A diagram of a simple neural network (from WikiMedia Commons). Signals are passed between nodes, each of which performs some simple (nonlinear) operation on the received signal and passes on the result. This network contains a single hidden layer of 4 nodes; the AlphaFold neural net contains hundreds of layers with thousands of nodes.
Neural nets have been very useful for abstracting information from complex inputs. A popular application of neural nets is the image recognition problem: the input is a 2D array of colored pixels, and the task is to classify the depicted object.
The AlphaFold algorithm is a neural net, very similar to the kind used for image recognition. In this case, the input is information about the protein sequence, and the task is to predict the distance between each residue in the folded protein.
Predicted Contacts vs. Predicted Distances
Many Foldit players will already be familiar with the concept of predicted contacts. These are residues in a protein that are predicted to be close to one another (“in contact”) in the folded structure, even if they are not neighbors in the protein sequence.
These predictions come from covariance patterns that emerge during evolution. We can observe these patterns by comparing very similar protein sequences in different organisms. For instance, we could compare the hemoglobin sequence in humans, chimps, dogs, mice, etc., and look for positions that tend to co-vary (i.e. two residues that seem to change together, as if they depend on one another). Strong covariance between two residues usually suggests that those residues interact with one another in the folded structure, through side-chain packing, H-bonding, electrostatics, etc.
Cartoon diagram of covariance (from GREMLIN). (Left) In these two related protein structures, the red and green residues interact with one another. When one of these mutates during the course of evolution, its partner may also have to mutate to maintain the interaction. (Right) Even when we don’t know the structure of these proteins, we can see evidence of this interaction when we compare lots of related protein sequences. The two positions in the dashed boxes display strong covariance.
One of the key insights of the AlphaFold group was to take these predictions a step further: Instead of using covariance to predict whether a two residues are “in contact” (a simple yes/no), AlphaFold attempts to predict the distance between the two residues (a range of values between 2 and 20 Å). These predictions are more difficult to make, but successful predictions provide much richer information about the folded protein structure.
We should note that, in 2018, a few other research groups were also using neural networks to predict distances—not just AlphaFold. The second insight of AlphaFold concerns their ability to generate a folded protein structure from predicted distances. They represent each distance prediction as a smooth restraint function, which allows them to employ a simple technique called gradient descent, directly folding the protein into a structure compatible with their predicted distances.

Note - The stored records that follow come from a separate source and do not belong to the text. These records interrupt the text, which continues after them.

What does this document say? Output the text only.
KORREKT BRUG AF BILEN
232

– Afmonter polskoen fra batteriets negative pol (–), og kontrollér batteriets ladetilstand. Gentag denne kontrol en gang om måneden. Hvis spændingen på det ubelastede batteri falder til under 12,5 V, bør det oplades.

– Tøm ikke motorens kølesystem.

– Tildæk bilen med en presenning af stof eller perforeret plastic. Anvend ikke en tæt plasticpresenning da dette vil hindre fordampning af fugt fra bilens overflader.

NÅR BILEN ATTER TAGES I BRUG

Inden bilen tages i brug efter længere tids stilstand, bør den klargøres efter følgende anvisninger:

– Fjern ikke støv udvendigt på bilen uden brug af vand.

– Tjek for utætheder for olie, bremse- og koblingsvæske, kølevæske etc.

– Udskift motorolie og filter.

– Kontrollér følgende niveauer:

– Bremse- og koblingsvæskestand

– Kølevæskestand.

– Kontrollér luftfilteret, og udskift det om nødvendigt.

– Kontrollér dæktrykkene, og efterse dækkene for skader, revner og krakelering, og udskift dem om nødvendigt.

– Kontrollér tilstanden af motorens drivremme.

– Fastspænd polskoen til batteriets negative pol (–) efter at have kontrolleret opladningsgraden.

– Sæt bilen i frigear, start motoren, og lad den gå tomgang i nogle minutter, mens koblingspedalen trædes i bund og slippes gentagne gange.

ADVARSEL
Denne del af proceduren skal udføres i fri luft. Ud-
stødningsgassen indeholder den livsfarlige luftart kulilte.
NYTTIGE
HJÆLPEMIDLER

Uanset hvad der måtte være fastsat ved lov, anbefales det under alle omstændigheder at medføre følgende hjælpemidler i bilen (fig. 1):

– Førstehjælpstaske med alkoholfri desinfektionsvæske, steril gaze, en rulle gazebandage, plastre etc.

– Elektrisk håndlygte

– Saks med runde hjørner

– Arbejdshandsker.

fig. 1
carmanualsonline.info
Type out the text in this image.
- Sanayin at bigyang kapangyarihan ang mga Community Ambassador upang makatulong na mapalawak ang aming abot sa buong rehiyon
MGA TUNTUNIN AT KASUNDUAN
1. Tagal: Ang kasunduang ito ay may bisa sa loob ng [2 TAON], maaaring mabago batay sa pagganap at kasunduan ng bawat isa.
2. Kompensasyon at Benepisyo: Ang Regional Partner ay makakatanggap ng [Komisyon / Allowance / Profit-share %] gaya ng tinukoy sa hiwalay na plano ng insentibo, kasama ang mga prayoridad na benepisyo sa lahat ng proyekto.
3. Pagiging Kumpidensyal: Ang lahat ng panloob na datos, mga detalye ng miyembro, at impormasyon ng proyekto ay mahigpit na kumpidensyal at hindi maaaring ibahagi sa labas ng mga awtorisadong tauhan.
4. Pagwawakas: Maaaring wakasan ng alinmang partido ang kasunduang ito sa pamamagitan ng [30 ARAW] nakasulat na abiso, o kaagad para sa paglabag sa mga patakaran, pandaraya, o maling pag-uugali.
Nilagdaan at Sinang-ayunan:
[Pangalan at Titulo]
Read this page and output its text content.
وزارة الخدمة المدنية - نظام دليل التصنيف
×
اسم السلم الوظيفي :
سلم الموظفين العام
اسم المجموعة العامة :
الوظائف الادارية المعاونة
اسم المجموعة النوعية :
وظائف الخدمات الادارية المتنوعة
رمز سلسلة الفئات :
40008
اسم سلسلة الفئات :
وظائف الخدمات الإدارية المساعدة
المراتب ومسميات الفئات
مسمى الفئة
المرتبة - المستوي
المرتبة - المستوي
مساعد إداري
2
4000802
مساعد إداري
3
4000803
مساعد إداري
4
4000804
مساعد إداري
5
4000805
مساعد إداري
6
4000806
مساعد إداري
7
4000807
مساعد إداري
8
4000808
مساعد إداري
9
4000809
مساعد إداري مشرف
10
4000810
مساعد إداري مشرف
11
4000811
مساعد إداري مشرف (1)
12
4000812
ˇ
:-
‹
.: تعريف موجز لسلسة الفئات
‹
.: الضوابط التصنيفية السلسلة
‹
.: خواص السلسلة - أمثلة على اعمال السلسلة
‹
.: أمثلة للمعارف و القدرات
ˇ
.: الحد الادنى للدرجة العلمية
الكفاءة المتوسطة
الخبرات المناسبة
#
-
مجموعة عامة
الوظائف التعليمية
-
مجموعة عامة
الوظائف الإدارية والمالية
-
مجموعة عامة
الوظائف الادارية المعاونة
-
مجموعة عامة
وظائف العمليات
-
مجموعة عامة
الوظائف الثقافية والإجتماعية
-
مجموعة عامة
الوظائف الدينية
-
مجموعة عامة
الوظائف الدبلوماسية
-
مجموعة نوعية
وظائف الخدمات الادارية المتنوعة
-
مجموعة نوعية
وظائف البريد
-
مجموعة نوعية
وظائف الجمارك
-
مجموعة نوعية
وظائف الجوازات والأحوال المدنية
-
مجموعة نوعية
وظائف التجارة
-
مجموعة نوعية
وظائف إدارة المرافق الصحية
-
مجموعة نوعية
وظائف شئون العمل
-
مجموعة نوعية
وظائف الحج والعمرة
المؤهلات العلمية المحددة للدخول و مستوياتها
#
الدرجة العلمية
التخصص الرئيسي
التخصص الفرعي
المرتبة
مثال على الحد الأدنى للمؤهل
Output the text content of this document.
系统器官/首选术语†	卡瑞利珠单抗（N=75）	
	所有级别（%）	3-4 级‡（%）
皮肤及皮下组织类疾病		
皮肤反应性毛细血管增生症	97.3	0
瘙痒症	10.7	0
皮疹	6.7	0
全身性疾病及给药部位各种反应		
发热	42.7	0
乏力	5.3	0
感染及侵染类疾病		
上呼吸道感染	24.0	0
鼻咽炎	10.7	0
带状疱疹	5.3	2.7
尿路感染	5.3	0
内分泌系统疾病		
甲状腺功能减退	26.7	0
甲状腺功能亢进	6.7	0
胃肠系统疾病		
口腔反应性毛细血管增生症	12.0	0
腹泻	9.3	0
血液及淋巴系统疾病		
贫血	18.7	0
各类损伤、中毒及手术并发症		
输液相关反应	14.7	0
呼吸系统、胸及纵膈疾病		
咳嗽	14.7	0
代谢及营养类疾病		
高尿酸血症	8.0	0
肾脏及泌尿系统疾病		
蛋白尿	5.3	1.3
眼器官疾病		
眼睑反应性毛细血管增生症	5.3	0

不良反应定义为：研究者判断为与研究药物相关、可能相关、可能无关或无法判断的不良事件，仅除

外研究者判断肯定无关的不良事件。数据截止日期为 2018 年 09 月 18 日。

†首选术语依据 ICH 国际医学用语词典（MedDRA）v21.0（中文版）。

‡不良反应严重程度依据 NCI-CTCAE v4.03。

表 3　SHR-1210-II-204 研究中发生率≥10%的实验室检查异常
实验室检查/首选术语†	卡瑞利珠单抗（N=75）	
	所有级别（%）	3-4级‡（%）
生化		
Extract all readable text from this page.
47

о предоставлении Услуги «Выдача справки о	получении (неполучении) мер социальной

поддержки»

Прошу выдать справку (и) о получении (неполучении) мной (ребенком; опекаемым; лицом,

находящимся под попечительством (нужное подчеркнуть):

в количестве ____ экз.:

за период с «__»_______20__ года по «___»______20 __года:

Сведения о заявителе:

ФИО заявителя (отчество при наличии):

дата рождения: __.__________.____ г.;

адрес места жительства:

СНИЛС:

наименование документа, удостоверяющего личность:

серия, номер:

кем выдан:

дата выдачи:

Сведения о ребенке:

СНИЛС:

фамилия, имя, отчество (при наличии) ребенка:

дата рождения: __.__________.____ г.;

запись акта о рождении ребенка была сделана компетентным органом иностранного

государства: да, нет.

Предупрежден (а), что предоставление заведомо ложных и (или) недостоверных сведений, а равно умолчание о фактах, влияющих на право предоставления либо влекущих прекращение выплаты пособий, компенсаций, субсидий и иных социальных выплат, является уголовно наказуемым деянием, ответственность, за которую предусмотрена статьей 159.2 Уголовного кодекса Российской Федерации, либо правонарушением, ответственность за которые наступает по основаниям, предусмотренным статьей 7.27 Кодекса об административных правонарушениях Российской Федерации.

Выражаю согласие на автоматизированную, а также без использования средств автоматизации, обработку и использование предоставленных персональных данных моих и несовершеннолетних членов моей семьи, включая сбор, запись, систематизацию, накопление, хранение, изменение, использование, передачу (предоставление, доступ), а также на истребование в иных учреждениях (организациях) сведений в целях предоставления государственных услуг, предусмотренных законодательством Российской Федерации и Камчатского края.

Predicted distances for residue pairs. (a) Similar to a contact map, this plot shows the predicted distance between every pair of residues in the structure. (b) For each pair of residues, the neural net produces a probability distribution of distances for each pair of residues. For the pair of residues marked by the blue star in (a), we can see the probability distribution favors a distance of about 8 Å. (c) The probability distribution is converted to a smooth restraint function, where the lowest point of the function corresponds to the favored distance (in this case, 8 Å). A simple gradient descent algorithm allows AlphaFold to efficiently fold a protein structure that optimizes all of their distance predictions.
Finally, AlphaFold combines their distance predictions with the Rosetta energy function (the same energy function used by Foldit) to refine their final folded structure.
AlphaFold Performance in CASP
The Critical Assessment of protein Structure Prediction (CASP) is an opportunity for different researchers to compare their structure prediction methods in a head-to-head competition. The CASP organizers collect unpublished protein structures and challenge researchers to predict the structures based on their protein sequence. Because the true protein structures are unpublished, all the predictions are “blind,” and all the participants can evaluate their methods on a level playing field, starting from the same information.
AlphaFold’s neural net was able to make remarkably accurate distance predictions for many of the targets of the 2018 CASP competition, and this led them toward protein models that were very similar to the true structure. The best way to visualize AlphaFold’s success is to look at their summed Z-score for all targets in the Free Modeling category.
Rankings from the 2018 CASP Free Modeling category (from CASP13). The y-axis shows the summed Z-score across all targets in the category, with all competing groups on the x-axis. The leftmost bar represents the AlphaFold group.
This is an incredible achievement, and AlphaFold represents a significant step forward in protein structure prediction, but the structure prediction problem is still far from “solved.” For most natural proteins, AlphaFold relies heavily on covariance patterns, and often struggles when the target has very few related sequences (covariance is harder to detect with just a few related sequences). However, even with zero related sequences AlphaFold can still make distance predictions, albeit with lower confidence. AlphaFold showed this by correctly predicting the structure of Foldit3, a protein designed by Foldit players, with no related sequences and no co-variance information!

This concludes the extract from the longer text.